Кроме того, в гимназии с самого момента ее основания был открыт пансион для детей из малообеспеченных семей, а также для детей дворян и чиновников, живущих в провинции, и, по воспоминаниям бывших пансионеров, между ними (в отличие от «приходящих учеников») была особая сплоченность и дружба. Пансионеры отпускались домой (или в семьи столичных родственников) только на выходной день и «содержались на казенном коште», то есть на казенном питании. «Приходящие» ученики приносили завтрак из дома689.
Гимназия славилась своим образованием и гордилась тем, что из ее стен вышло много известных государственных и общественных деятелей (крупных сановников, знаменитых юристов, дипломатов, сенаторов, губернаторов и т. д.), хоть она изначально была демократической и дешевой690: ставка делалась на «несостоятельные семейства»691. Социальный состав ее учеников был очень пестрым, и детей из привилегированных семей было очевидное меньшинство (в отличие, например, от Первой гимназии). И, что интересно, дети из провинциальных и наименее обеспеченных семей, как правило, оказывались медалистами и учились более ревностно. По воспоминаниям пансионеров, они регулярно после занятий готовили уроки в специальных учебных комнатах и повторяли задание перед уроками рано утром. За этим следили гувернеры и воспитатели, а кроме того, у пансионеров было меньше отвлечений и развлечений, чем у «приходящих», хоть на переменах они были куда более шумными, часто затевали драки и шалости и чаще подвергались наказаниям.

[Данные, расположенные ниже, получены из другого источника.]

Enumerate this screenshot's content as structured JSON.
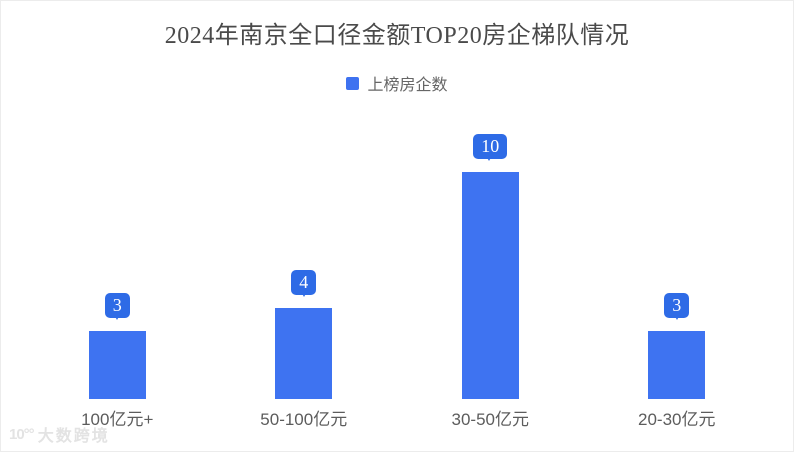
{
  "title": "2024年南京全口径金额TOP20房企梯队情况",
  "legend": {
    "label": "上榜房企数",
    "swatch_color": "#3E72F0"
  },
  "watermark": {
    "logo": "10°°",
    "text": "大数跨境"
  },
  "chart_data": {
    "type": "bar",
    "categories": [
      "100亿元+",
      "50-100亿元",
      "30-50亿元",
      "20-30亿元"
    ],
    "series": [
      {
        "name": "上榜房企数",
        "values": [
          3,
          4,
          10,
          3
        ]
      }
    ],
    "data_labels": [
      "3",
      "4",
      "10",
      "3"
    ],
    "title": "2024年南京全口径金额TOP20房企梯队情况",
    "xlabel": "",
    "ylabel": "",
    "ylim": [
      0,
      10.5
    ],
    "grid": false,
    "legend_position": "top",
    "bar_color": "#3E73F1",
    "label_bubble_color": "#2E6BE6",
    "pixels_per_unit": 22.7
  }
}
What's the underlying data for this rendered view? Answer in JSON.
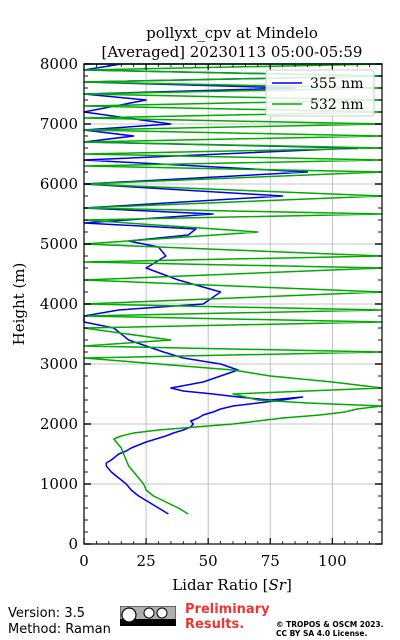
{
  "chart_data": {
    "type": "line",
    "title": "pollyxt_cpv at Mindelo",
    "subtitle": "[Averaged] 20230113 05:00-05:59",
    "xlabel": "Lidar Ratio [$Sr$]",
    "ylabel": "Height (m)",
    "xlim": [
      0,
      120
    ],
    "ylim": [
      0,
      8000
    ],
    "xticks": [
      0,
      25,
      50,
      75,
      100
    ],
    "yticks": [
      0,
      1000,
      2000,
      3000,
      4000,
      5000,
      6000,
      7000,
      8000
    ],
    "grid": true,
    "legend": "top-right",
    "series": [
      {
        "name": "355 nm",
        "color": "#0000ee",
        "x": [
          34,
          30,
          26,
          22,
          19,
          17,
          14,
          11,
          9,
          9,
          11,
          14,
          17,
          19,
          22,
          25,
          29,
          33,
          36,
          40,
          43,
          44,
          43,
          46,
          48,
          52,
          55,
          60,
          70,
          80,
          88,
          75,
          62,
          52,
          40,
          35,
          48,
          55,
          62,
          55,
          40,
          32,
          25,
          18,
          12,
          0,
          0,
          14,
          48,
          55,
          38,
          25,
          33,
          30,
          18,
          42,
          45,
          0,
          52,
          0,
          80,
          0,
          90,
          0,
          110,
          0,
          20,
          0,
          35,
          0,
          25,
          0,
          85,
          0,
          120,
          0,
          15,
          0,
          60,
          0,
          120,
          0,
          45,
          0,
          110,
          0,
          120,
          0,
          120,
          0,
          95,
          0,
          60,
          0,
          120,
          0,
          120,
          0,
          120,
          0
        ],
        "y": [
          500,
          600,
          700,
          800,
          900,
          1000,
          1100,
          1200,
          1300,
          1350,
          1400,
          1500,
          1550,
          1600,
          1650,
          1700,
          1750,
          1800,
          1850,
          1900,
          1950,
          2000,
          2050,
          2100,
          2150,
          2200,
          2250,
          2300,
          2350,
          2400,
          2450,
          2400,
          2450,
          2500,
          2550,
          2600,
          2700,
          2800,
          2900,
          3000,
          3100,
          3200,
          3300,
          3400,
          3600,
          3700,
          3800,
          3900,
          4000,
          4200,
          4400,
          4600,
          4800,
          4950,
          5050,
          5150,
          5250,
          5350,
          5500,
          5600,
          5800,
          6000,
          6200,
          6400,
          6600,
          6700,
          6800,
          6900,
          7000,
          7200,
          7400,
          7500,
          7600,
          7700,
          7800,
          7900,
          8000,
          8000,
          8000,
          8000,
          8000,
          8000,
          8000,
          8000,
          8000,
          8000,
          8000,
          8000,
          8000,
          8000,
          8000,
          8000,
          8000,
          8000,
          8000,
          8000,
          8000,
          8000,
          8000,
          8000
        ]
      },
      {
        "name": "532 nm",
        "color": "#00aa00",
        "x": [
          42,
          38,
          33,
          28,
          25,
          24,
          22,
          20,
          18,
          17,
          16,
          15,
          13,
          12,
          15,
          20,
          30,
          45,
          60,
          70,
          80,
          95,
          105,
          110,
          120,
          90,
          70,
          60,
          120,
          100,
          75,
          60,
          30,
          0,
          120,
          0,
          35,
          0,
          120,
          0,
          120,
          0,
          120,
          0,
          120,
          0,
          120,
          0,
          70,
          0,
          120,
          0,
          120,
          0,
          120,
          0,
          120,
          0,
          120,
          0,
          120,
          0,
          120,
          0,
          120,
          0,
          120,
          0,
          120,
          0,
          120,
          0,
          120,
          0,
          120,
          0,
          120,
          0,
          120,
          0,
          120,
          0
        ],
        "y": [
          500,
          600,
          700,
          800,
          900,
          1000,
          1100,
          1200,
          1300,
          1400,
          1500,
          1600,
          1700,
          1750,
          1800,
          1850,
          1900,
          1950,
          2000,
          2050,
          2100,
          2150,
          2200,
          2250,
          2300,
          2350,
          2400,
          2500,
          2600,
          2700,
          2800,
          2900,
          3000,
          3100,
          3200,
          3300,
          3400,
          3600,
          3700,
          3800,
          3900,
          4000,
          4200,
          4400,
          4600,
          4700,
          4800,
          5000,
          5200,
          5400,
          5500,
          5600,
          5800,
          6000,
          6200,
          6300,
          6400,
          6500,
          6600,
          6700,
          6800,
          6900,
          7000,
          7100,
          7200,
          7300,
          7400,
          7500,
          7600,
          7700,
          7800,
          7900,
          8000,
          8000,
          8000,
          8000,
          8000,
          8000,
          8000,
          8000,
          8000,
          8000
        ]
      }
    ]
  },
  "footer": {
    "version": "Version: 3.5",
    "method": "Method: Raman",
    "preliminary_line1": "Preliminary",
    "preliminary_line2": "Results.",
    "copyright_line1": "© TROPOS & OSCM 2023.",
    "copyright_line2": "CC BY SA 4.0 License."
  }
}
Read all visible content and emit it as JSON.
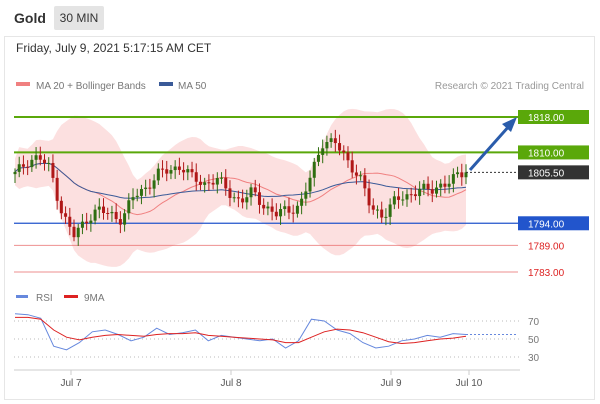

56‑й выпуск (выпуск Дмитрия Мережковского) соответствовал общему социальному составу гимназии. Из 15 учеников, окончивших ее в 1883 году, пятеро (среди них Дмитрий и Александр Мережковские) были из семей крупных чиновников и военных. Кстати, к этому социальному кругу принадлежал упомянутый Мережковским в рукописном варианте автобиографии Корибут-Кубитович, «очень благородный юноша», с которым поэт сошелся «несколько ближе других» (как удалось установить, он приходился двоюродным братом Д. В. Философову)692. Остальные воспитанники были из семей мелкого чиновничества и недворянского сословия. Двое медалистов – соответственно из купцов и мещан, еще один ученик – из духовного звания (тот самый Евгений Соловьев, которого Мережковский упоминает в «Автобиографической заметке»)693, а более трети списка (6 человек) – дети мелких чиновников; об одном из учеников этого класса сведений вообще не сохранилось694.